Left untreated, nutrient and vitamin deficiencies may develop in patients with tropical sprue. These deficiencies may have these symptoms:
- Vitamin A deficiency: hyperkeratosis or skin scales
- Vitamin B_{12} and folic acid deficiencies: anaemia, numbness, and tingling sensation
- Vitamin D and calcium deficiencies: spasm, bone pain, muscle weakness
- Vitamin K deficiency: bruises

==Cause==
The cause of tropical sprue is not known. It may be caused by persistent bacterial, viral, amoebal, or parasitic infections. Folic acid deficiency, effects of malabsorbed fat on intestinal motility, and persistent small intestinal bacterial overgrowth may combine to cause the disorder. A link between small intestinal bacterial overgrowth and tropical sprue has been proposed to be involved in the etiology of post-infectious irritable bowel syndrome (IBS). Intestinal immunologic dysfunction, including deficiencies in secretory immunoglobulin A (IgA), may predispose people to malabsorption and bacterial colonization, so tropical sprue may be triggered in susceptible individuals following an acute enteric infection.

==Diagnosis==
Diagnosis of tropical sprue can be complicated because many diseases have similar symptoms. The following investigation results are suggestive:
- Abnormal flattening of villi and inflammation of the lining of the small intestine, observed during an endoscopic procedure.
- Presence of inflammatory cells (most often lymphocytes) in the biopsy of small intestine tissue.
- Low levels of vitamins A, B_{12}, E, D, and K, as well as serum albumin, calcium, and folate, revealed by a blood test.
- Excess fat in the feces (steatorrhoea).
- Thickened small bowel folds seen on imaging.

Tropical sprue is largely limited to within about 30 degrees north and south of the equator. Recent travel to this region is a key factor in diagnosing this disease in residents of countries outside of that geographical region.
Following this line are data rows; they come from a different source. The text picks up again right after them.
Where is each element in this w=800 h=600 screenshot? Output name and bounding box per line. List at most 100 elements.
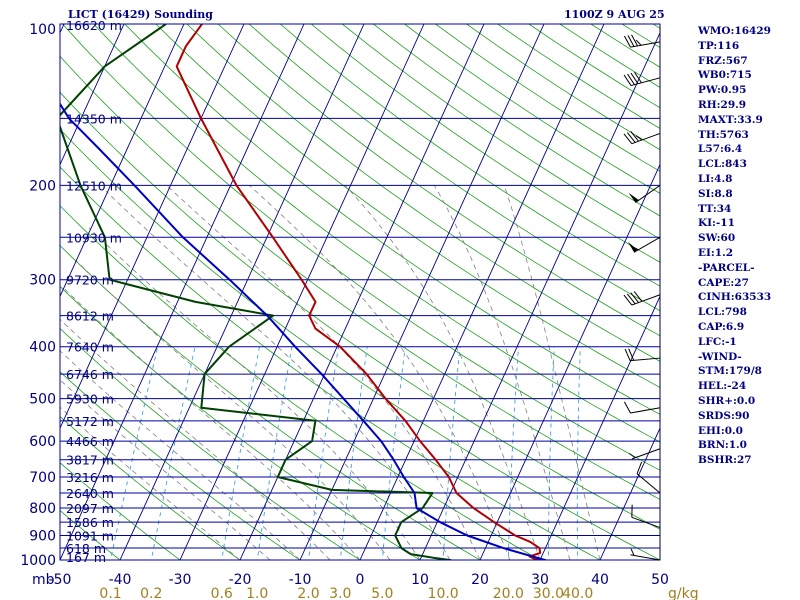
height-label: 9720 m bbox=[66, 273, 114, 288]
isotherm bbox=[299, 24, 545, 560]
sounding-index: SRDS:90 bbox=[698, 409, 750, 422]
barb-staff bbox=[631, 294, 661, 306]
mixing-ratio-tick: 40.0 bbox=[562, 586, 593, 600]
sounding-index: BSHR:27 bbox=[698, 454, 752, 467]
mixing-ratio-tick: 5.0 bbox=[371, 586, 393, 600]
pressure-label: 400 bbox=[29, 340, 56, 356]
height-label: 7640 m bbox=[66, 340, 114, 355]
sounding-index: EHI:0.0 bbox=[698, 424, 743, 437]
moist-adiabat bbox=[166, 185, 481, 560]
isotherm bbox=[60, 24, 125, 166]
dry-adiabat bbox=[60, 327, 361, 560]
pressure-label: 900 bbox=[29, 528, 56, 544]
barb-feather bbox=[623, 74, 632, 86]
height-label: 5930 m bbox=[66, 392, 114, 407]
barb-feather bbox=[634, 71, 642, 84]
mixing-ratio-line bbox=[339, 346, 368, 560]
isotherm bbox=[479, 163, 660, 560]
isotherm bbox=[0, 24, 4, 560]
chart-timestamp: 1100Z 9 AUG 25 bbox=[564, 8, 665, 21]
height-label: 167 m bbox=[66, 550, 106, 565]
pressure-label: 200 bbox=[29, 178, 56, 194]
barb-staff bbox=[636, 473, 661, 494]
isotherm bbox=[419, 31, 660, 560]
barb-feather bbox=[628, 348, 635, 361]
barb-staff bbox=[630, 357, 661, 362]
dry-adiabat bbox=[60, 285, 421, 560]
mixing-ratio-line bbox=[150, 346, 196, 560]
barb-feather bbox=[631, 34, 638, 47]
sounding-index: CINH:63533 bbox=[698, 291, 772, 304]
sounding-index: SW:60 bbox=[698, 232, 736, 245]
pressure-label: 100 bbox=[29, 22, 56, 38]
height-label: 8612 m bbox=[66, 309, 114, 324]
height-label: 2097 m bbox=[66, 501, 114, 516]
moist-adiabat bbox=[503, 185, 601, 560]
dry-adiabat bbox=[60, 462, 181, 560]
mixing-ratio-tick: 0.6 bbox=[211, 586, 233, 600]
mixing-ratio-line bbox=[576, 346, 581, 560]
wind-barb bbox=[629, 448, 661, 460]
dry-adiabat bbox=[60, 205, 541, 560]
wind-barb bbox=[624, 348, 661, 362]
dry-adiabat bbox=[155, 24, 660, 388]
dry-adiabat bbox=[60, 244, 481, 560]
height-label: 16620 m bbox=[66, 18, 122, 33]
sounding-index: STM:179/8 bbox=[698, 365, 762, 378]
sounding-index: LI:4.8 bbox=[698, 172, 733, 185]
moist-adiabat bbox=[60, 350, 301, 560]
temperature-tick: -50 bbox=[49, 572, 72, 588]
plot-frame bbox=[59, 23, 661, 561]
isotherm bbox=[179, 24, 425, 560]
moist-adiabat bbox=[60, 318, 331, 560]
barb-feather bbox=[623, 133, 633, 144]
pressure-label: 500 bbox=[29, 392, 56, 408]
barb-feather bbox=[635, 39, 642, 46]
isotherm bbox=[539, 295, 660, 560]
moist-adiabat bbox=[74, 259, 391, 560]
sounding-index: FRZ:567 bbox=[698, 54, 748, 67]
sounding-index: SI:8.8 bbox=[698, 187, 733, 200]
mixing-ratio-line bbox=[308, 346, 339, 560]
temperature-tick: 10 bbox=[411, 572, 429, 588]
dry-adiabat bbox=[60, 91, 660, 530]
isotherm bbox=[60, 24, 305, 560]
barb-staff bbox=[630, 554, 661, 561]
isotherm bbox=[359, 24, 605, 560]
sounding-index: RH:29.9 bbox=[698, 98, 747, 111]
barb-staff bbox=[630, 41, 661, 48]
grid-lines bbox=[0, 24, 660, 560]
barb-feather bbox=[626, 293, 636, 305]
dry-adiabat bbox=[93, 24, 660, 443]
sounding-indices: WMO:16429 TP:116 FRZ:567 WB0:715 PW:0.95 RH:2… bbox=[698, 24, 771, 468]
barb-staff bbox=[630, 407, 661, 414]
barb-feather bbox=[624, 348, 631, 361]
dry-adiabat bbox=[60, 166, 601, 560]
height-label: 6746 m bbox=[66, 367, 114, 382]
temperature-line bbox=[175, 24, 543, 560]
temperature-tick: -10 bbox=[289, 572, 312, 588]
mixing-ratio-tick: 2.0 bbox=[297, 586, 319, 600]
temperature-tick: 20 bbox=[471, 572, 489, 588]
sounding-index: L57:6.4 bbox=[698, 143, 743, 156]
pressure-label: 700 bbox=[29, 470, 56, 486]
sounding-index: WB0:715 bbox=[698, 69, 752, 82]
sounding-index: WMO:16429 bbox=[698, 25, 771, 37]
pressure-label: 600 bbox=[29, 434, 56, 450]
sounding-index: TT:34 bbox=[698, 202, 732, 215]
sounding-index: LCL:843 bbox=[698, 158, 747, 171]
mixing-ratio-tick: 30.0 bbox=[533, 586, 564, 600]
barb-feather bbox=[627, 73, 635, 85]
sounding-index: HEL:-24 bbox=[698, 380, 747, 393]
wind-barb bbox=[631, 504, 661, 529]
sounding-index: BRN:1.0 bbox=[698, 439, 747, 452]
temperature-tick: -20 bbox=[229, 572, 252, 588]
mixing-ratio-tick: 20.0 bbox=[493, 586, 524, 600]
sounding-index: -WIND- bbox=[698, 350, 742, 363]
barb-feather bbox=[623, 35, 631, 48]
isotherm bbox=[60, 24, 245, 430]
barb-pennant bbox=[628, 192, 639, 203]
height-label: 3216 m bbox=[66, 470, 114, 485]
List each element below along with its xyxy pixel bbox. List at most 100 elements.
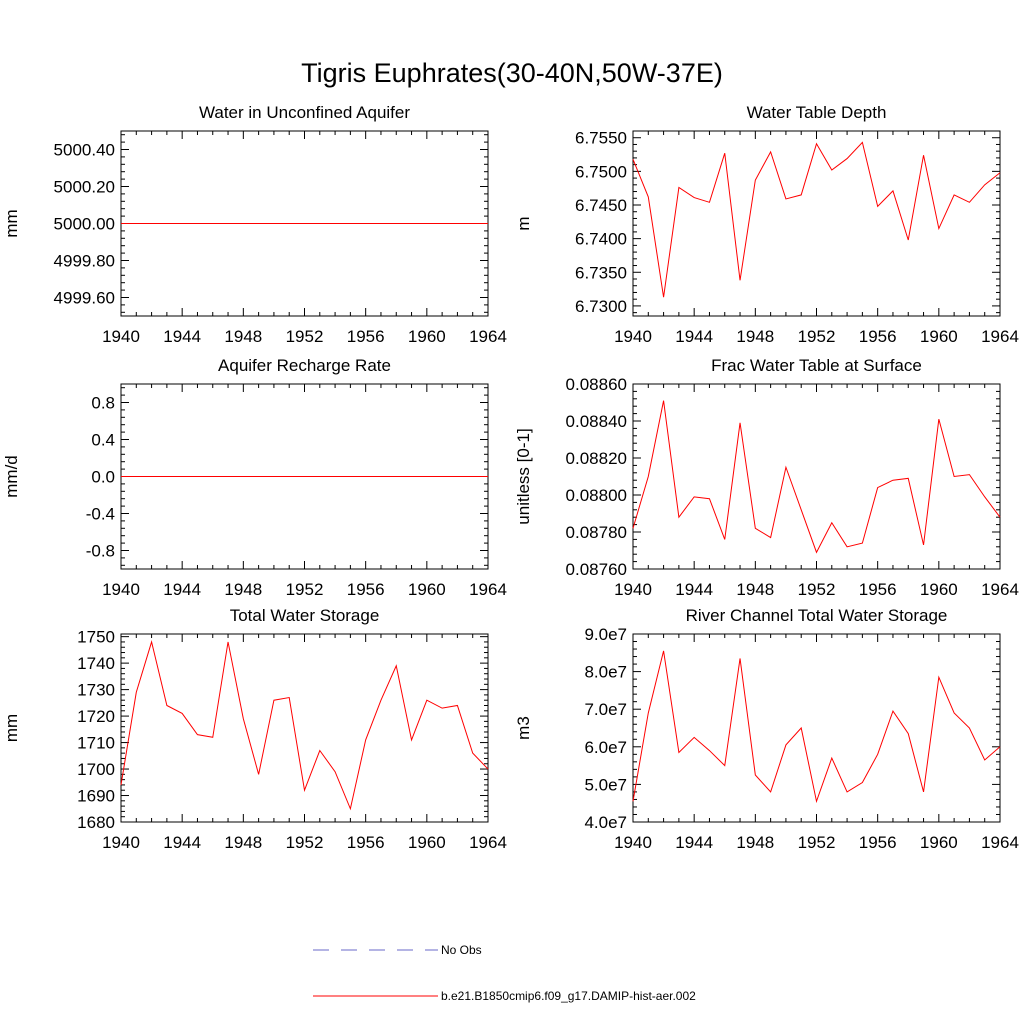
y-tick-label: 7.0e7: [584, 700, 627, 719]
x-tick-label: 1940: [102, 327, 140, 346]
x-tick-label: 1960: [920, 327, 958, 346]
y-tick-label: 5000.40: [54, 141, 115, 160]
y-tick-label: 0.4: [91, 431, 115, 450]
panel-title: Aquifer Recharge Rate: [218, 356, 391, 375]
x-tick-label: 1960: [920, 833, 958, 852]
y-tick-label: 4999.60: [54, 289, 115, 308]
panels: Water in Unconfined Aquifer mm 1940 1944 194…: [2, 103, 1019, 852]
x-tick-label: 1956: [347, 580, 385, 599]
series-line: [120, 640, 489, 811]
chart-panel: Water Table Depth m 1940 1944 1948 1952 1956 19…: [514, 103, 1019, 346]
plot-frame: [632, 130, 1001, 317]
legend-label-model: b.e21.B1850cmip6.f09_g17.DAMIP-hist-aer.…: [441, 989, 696, 1003]
panel-title: Water in Unconfined Aquifer: [199, 103, 410, 122]
y-tick-label: 6.7300: [575, 297, 627, 316]
y-tick-label: 0.0: [91, 468, 115, 487]
y-tick-label: 1720: [77, 707, 115, 726]
y-tick-label: 0.08840: [566, 412, 627, 431]
chart-panel: Frac Water Table at Surface unitless [0-1…: [514, 356, 1019, 599]
figure-title: Tigris Euphrates(30-40N,50W-37E): [301, 58, 723, 88]
y-tick-label: 1740: [77, 654, 115, 673]
y-tick-label: 6.7350: [575, 263, 627, 282]
y-tick-label: 1750: [77, 628, 115, 647]
x-tick-label: 1940: [614, 833, 652, 852]
x-tick-label: 1960: [408, 833, 446, 852]
y-tick-label: 4999.80: [54, 252, 115, 271]
panel-title: Total Water Storage: [230, 606, 380, 625]
x-tick-label: 1940: [102, 833, 140, 852]
x-tick-label: 1964: [981, 580, 1019, 599]
x-tick-label: 1948: [224, 580, 262, 599]
chart-panel: Total Water Storage mm 1940 1944 1948 1952 195…: [2, 606, 507, 852]
x-tick-label: 1964: [469, 580, 507, 599]
x-tick-label: 1948: [736, 833, 774, 852]
x-tick-label: 1964: [469, 833, 507, 852]
x-tick-label: 1952: [286, 833, 324, 852]
x-tick-label: 1948: [224, 833, 262, 852]
x-tick-label: 1956: [859, 327, 897, 346]
y-tick-label: 6.7400: [575, 230, 627, 249]
x-tick-label: 1944: [675, 580, 713, 599]
y-tick-label: 9.0e7: [584, 625, 627, 644]
x-tick-label: 1956: [347, 833, 385, 852]
x-tick-label: 1956: [347, 327, 385, 346]
y-tick-label: 0.8: [91, 394, 115, 413]
y-tick-label: 5000.00: [54, 215, 115, 234]
x-tick-label: 1940: [614, 580, 652, 599]
series-line: [632, 400, 1001, 554]
x-tick-label: 1940: [614, 327, 652, 346]
panel-title: Water Table Depth: [747, 103, 887, 122]
y-tick-label: 6.7450: [575, 196, 627, 215]
y-tick-label: 0.08780: [566, 523, 627, 542]
y-tick-label: 6.7550: [575, 129, 627, 148]
panel-title: River Channel Total Water Storage: [686, 606, 948, 625]
y-tick-label: 0.08860: [566, 375, 627, 394]
x-tick-label: 1952: [286, 580, 324, 599]
x-tick-label: 1940: [102, 580, 140, 599]
x-tick-label: 1964: [469, 327, 507, 346]
y-tick-label: 5000.20: [54, 178, 115, 197]
x-tick-label: 1952: [798, 327, 836, 346]
y-tick-label: 5.0e7: [584, 775, 627, 794]
plot-frame: [120, 633, 489, 823]
x-tick-label: 1944: [163, 833, 201, 852]
x-tick-label: 1952: [798, 833, 836, 852]
chart-panel: River Channel Total Water Storage m3 1940 1…: [514, 606, 1019, 852]
series-line: [632, 650, 1001, 804]
x-tick-label: 1944: [163, 580, 201, 599]
x-tick-label: 1956: [859, 580, 897, 599]
x-tick-label: 1948: [736, 327, 774, 346]
x-tick-label: 1948: [224, 327, 262, 346]
series-line: [632, 141, 1001, 298]
y-tick-label: 0.08760: [566, 560, 627, 579]
plot-frame: [632, 383, 1001, 570]
x-tick-label: 1944: [163, 327, 201, 346]
x-tick-label: 1964: [981, 327, 1019, 346]
plot-frame: [632, 633, 1001, 823]
y-tick-label: 6.7500: [575, 162, 627, 181]
chart-panel: Aquifer Recharge Rate mm/d 1940 1944 1948 195…: [2, 356, 507, 599]
y-axis-label: m: [514, 216, 533, 230]
x-tick-label: 1964: [981, 833, 1019, 852]
y-tick-label: 1700: [77, 760, 115, 779]
y-tick-label: 1710: [77, 734, 115, 753]
x-tick-label: 1948: [736, 580, 774, 599]
y-axis-label: unitless [0-1]: [514, 428, 533, 524]
y-tick-label: 4.0e7: [584, 813, 627, 832]
x-tick-label: 1960: [408, 327, 446, 346]
y-tick-label: 1730: [77, 681, 115, 700]
y-axis-label: mm: [2, 714, 21, 742]
x-tick-label: 1944: [675, 327, 713, 346]
y-tick-label: 1690: [77, 787, 115, 806]
x-tick-label: 1956: [859, 833, 897, 852]
x-tick-label: 1944: [675, 833, 713, 852]
y-tick-label: -0.4: [86, 505, 115, 524]
x-tick-label: 1960: [920, 580, 958, 599]
y-axis-label: m3: [514, 716, 533, 740]
legend: No Obs b.e21.B1850cmip6.f09_g17.DAMIP-hi…: [313, 943, 696, 1003]
y-tick-label: 6.0e7: [584, 738, 627, 757]
y-tick-label: 1680: [77, 813, 115, 832]
x-tick-label: 1952: [798, 580, 836, 599]
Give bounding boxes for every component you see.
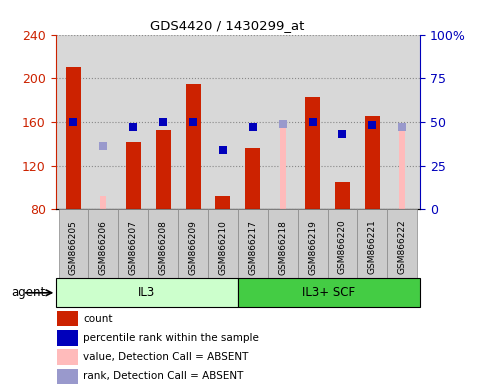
Text: GSM866222: GSM866222 xyxy=(398,220,407,274)
Text: GSM866217: GSM866217 xyxy=(248,220,257,275)
Text: agent: agent xyxy=(12,286,46,299)
Bar xyxy=(268,209,298,278)
Text: percentile rank within the sample: percentile rank within the sample xyxy=(84,333,259,343)
Text: GDS4420 / 1430299_at: GDS4420 / 1430299_at xyxy=(150,19,304,32)
Bar xyxy=(387,209,417,278)
Bar xyxy=(57,349,78,365)
Bar xyxy=(88,209,118,278)
Text: GSM866209: GSM866209 xyxy=(188,220,198,275)
Text: GSM866220: GSM866220 xyxy=(338,220,347,275)
Bar xyxy=(148,209,178,278)
Text: GSM866218: GSM866218 xyxy=(278,220,287,275)
Bar xyxy=(238,278,420,307)
Text: IL3: IL3 xyxy=(138,286,156,299)
Bar xyxy=(208,209,238,278)
Bar xyxy=(399,129,405,209)
Bar xyxy=(178,209,208,278)
Bar xyxy=(100,196,106,209)
Bar xyxy=(365,116,380,209)
Bar xyxy=(245,148,260,209)
Bar xyxy=(305,97,320,209)
Bar xyxy=(57,330,78,346)
Bar xyxy=(66,67,81,209)
Bar xyxy=(280,122,286,209)
Bar xyxy=(118,209,148,278)
Bar xyxy=(215,196,230,209)
Text: GSM866205: GSM866205 xyxy=(69,220,78,275)
Bar xyxy=(57,369,78,384)
Text: count: count xyxy=(84,314,113,324)
Text: GSM866210: GSM866210 xyxy=(218,220,227,275)
Text: value, Detection Call = ABSENT: value, Detection Call = ABSENT xyxy=(84,352,249,362)
Text: GSM866208: GSM866208 xyxy=(158,220,168,275)
Bar xyxy=(357,209,387,278)
Bar xyxy=(335,182,350,209)
Bar xyxy=(126,142,141,209)
Bar xyxy=(298,209,327,278)
Text: IL3+ SCF: IL3+ SCF xyxy=(302,286,355,299)
Bar xyxy=(58,209,88,278)
Text: GSM866221: GSM866221 xyxy=(368,220,377,275)
Text: GSM866219: GSM866219 xyxy=(308,220,317,275)
Bar xyxy=(327,209,357,278)
Bar xyxy=(156,129,170,209)
Bar xyxy=(57,311,78,326)
Bar xyxy=(238,209,268,278)
Text: GSM866207: GSM866207 xyxy=(129,220,138,275)
Text: rank, Detection Call = ABSENT: rank, Detection Call = ABSENT xyxy=(84,371,244,381)
Bar xyxy=(56,278,238,307)
Text: GSM866206: GSM866206 xyxy=(99,220,108,275)
Bar xyxy=(185,84,200,209)
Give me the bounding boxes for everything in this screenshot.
Other conditions which can resemble tropical sprue need to be differentiated. Coeliac disease (also known as coeliac sprue or gluten sensitive enteropathy), has similar symptoms to tropical sprue, with the flattening of the villi and small intestine inflammation and is caused by an autoimmune disorder in genetically susceptible individuals triggered by ingested gluten. Malabsorption can also be caused by protozoan infections, tuberculosis, HIV/AIDS, immunodeficiency, chronic pancreatitis and inflammatory bowel disease. Environmental enteropathy is a less severe, subclinical condition similar to tropical sprue.

==Prevention==
Preventive measures for visitors to tropical areas where the condition exists include steps to reduce the likelihood of gastroenteritis. These may comprise using only bottled water for drinking, brushing teeth, and washing food, and avoiding fruits washed with tap water (or consuming only peeled fruits, such as bananas and oranges). Basic sanitation is necessary to reduce fecal-oral contamination and the impact of environmental enteropathy in the developing world.

==Treatment==
Once diagnosed, tropical sprue can be treated by a course of the antibiotic tetracycline or sulphamethoxazole/trimethoprim (co-trimoxazole) for 3 to 6 months.
Supplementation of vitamins B_{12} and folic acid improves appetite and leads to a gain in weight.

==Prognosis==
The prognosis for tropical sprue may be excellent after treatment. It usually does not recur in people who get it during travel to affected regions. The recurrence rate for natives is about 20%, but another study showed changes can persist for several years.

==Epidemiology==
Tropical sprue is common in the Caribbean, Central and South America, and India and southeast Asia. In the Caribbean, it appeared to be more common in Puerto Rico and Haiti. Epidemics in southern India have occurred.

==History==
The disease was first described by William Hillary in 1759 in Barbados. Tropical sprue was responsible for one-sixth of all casualties sustained by the Allied forces in India and Southeast Asia during World War II. The use of folic acid and vitamin B_{12} in the treatment of tropical sprue was promoted in the late 1940s by Dr. Tom Spies of the University of Alabama, while conducting his research in Cuba and Puerto Rico.